Genotyping for all known polymorphic variants within the NRAMP1 gene was performed as described by Liu et al.15 Although no statistically significant variation was seen between the frequency of the individual single nucleotide polymorphisms (SNP) between patients and controls, Table 1 illustrates that in total there were statistically more variants differing from the wild type in the patient population than in the controls.


HLA typing was performed for HLA-DR and HLA-B alleles. Differences between control subjects and patients were observed between allelic frequencies of HLA-DR alleles, and reached statistical significance with HLA-DR11 (see Table 2) but not with HLA-B alleles. The HLA region has been studied extensively with respect to disease susceptibility to infective agents, with a few associations being linked to the HLA-DR11 region (see Discussion).


Sequence specific priming polymerase chain reaction (SSP-PCR) was utilised to phenotype 23 patients for a large panel of single nucleotide polymorphic (SNP) variants present in cytokine and other accessory genes of cellular immune function. SSP-PCR is a useful technique for initial typing of large numbers of SNP within candidate genes. The technique involves varying the terminal 3' nucleotide to gain allelic specificity. When two or more polymorphic sites are present within the one gene, forward and reverse allelic specific primers are used.17 In total, 25 polymorphic variants were analysed spanning 14 genes. Genes examined for polymorphic variants included MBL, VDR, IL-1RA, IL-1beta, IL1-R1, IL-4, IL-6, IL-10, TGFbeta, INFitalic gamma, ICAM1, TNFalpha, E-selectin and L-selectin. It was found to be essential to confirm potentially positive results by sequencing products to confirm base changes. Overall, phenotype frequencies did not depart significantly from control population values.

Functionally significant CA microsatellite variants in the IL-10 promoter and in intron 1 of the IFNitalic gamma gene were also typed utilizing a combination of sequencing and Gene Scan technologies (Applied Biosystems). Significant variation from published control data was not observed for IL-10 G and R microsatellite variants in the QFS group. However, variations in allele distribution were observed between QFS and control groups for the INFitalic gamma dinucleotide repeat ( Table 3a and b).
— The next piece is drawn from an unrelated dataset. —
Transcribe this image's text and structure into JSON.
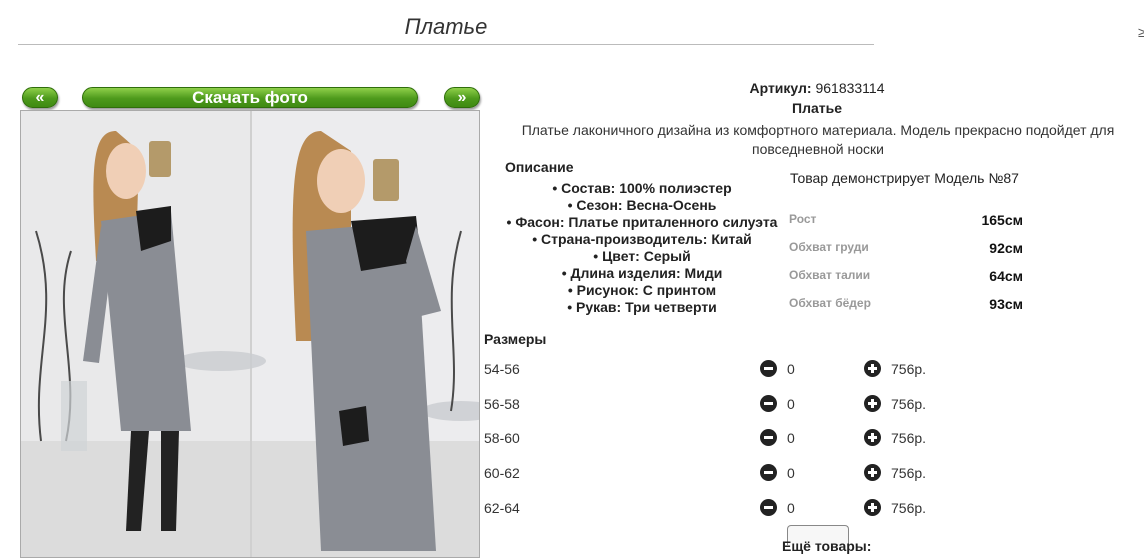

Comparison of the expected values for allele 2 homozygotes and heterozygotes in the QFS group predicted from the distribution in the control group, with the values observed in the QFS patients, revealed that the latter were more often homozygous (2/2) and less often heterozygous (2/3) at the gene allele 2 locus than control subjects (chi2, df 3, P=0.0053).

Top

Discussion

Given the complexity of the genetic control of the immune system, it is unlikely that there would be a simple one-to-one relation between expression of QFS or other chronic complication of Q fever and a particular polymorphic variation in a cytokine or immune control gene. Effects are more likely to be multigenic and cumulative. Thus far in the investigation of Q fever sequelae, it has been shown that QFS patients differ from controls in the number of NRAMP1 polymorphisms, in the preponderance of HLA DR 11 and in the higher prevalence of the homozygous state for IFNgamma allele 2 in intron 1.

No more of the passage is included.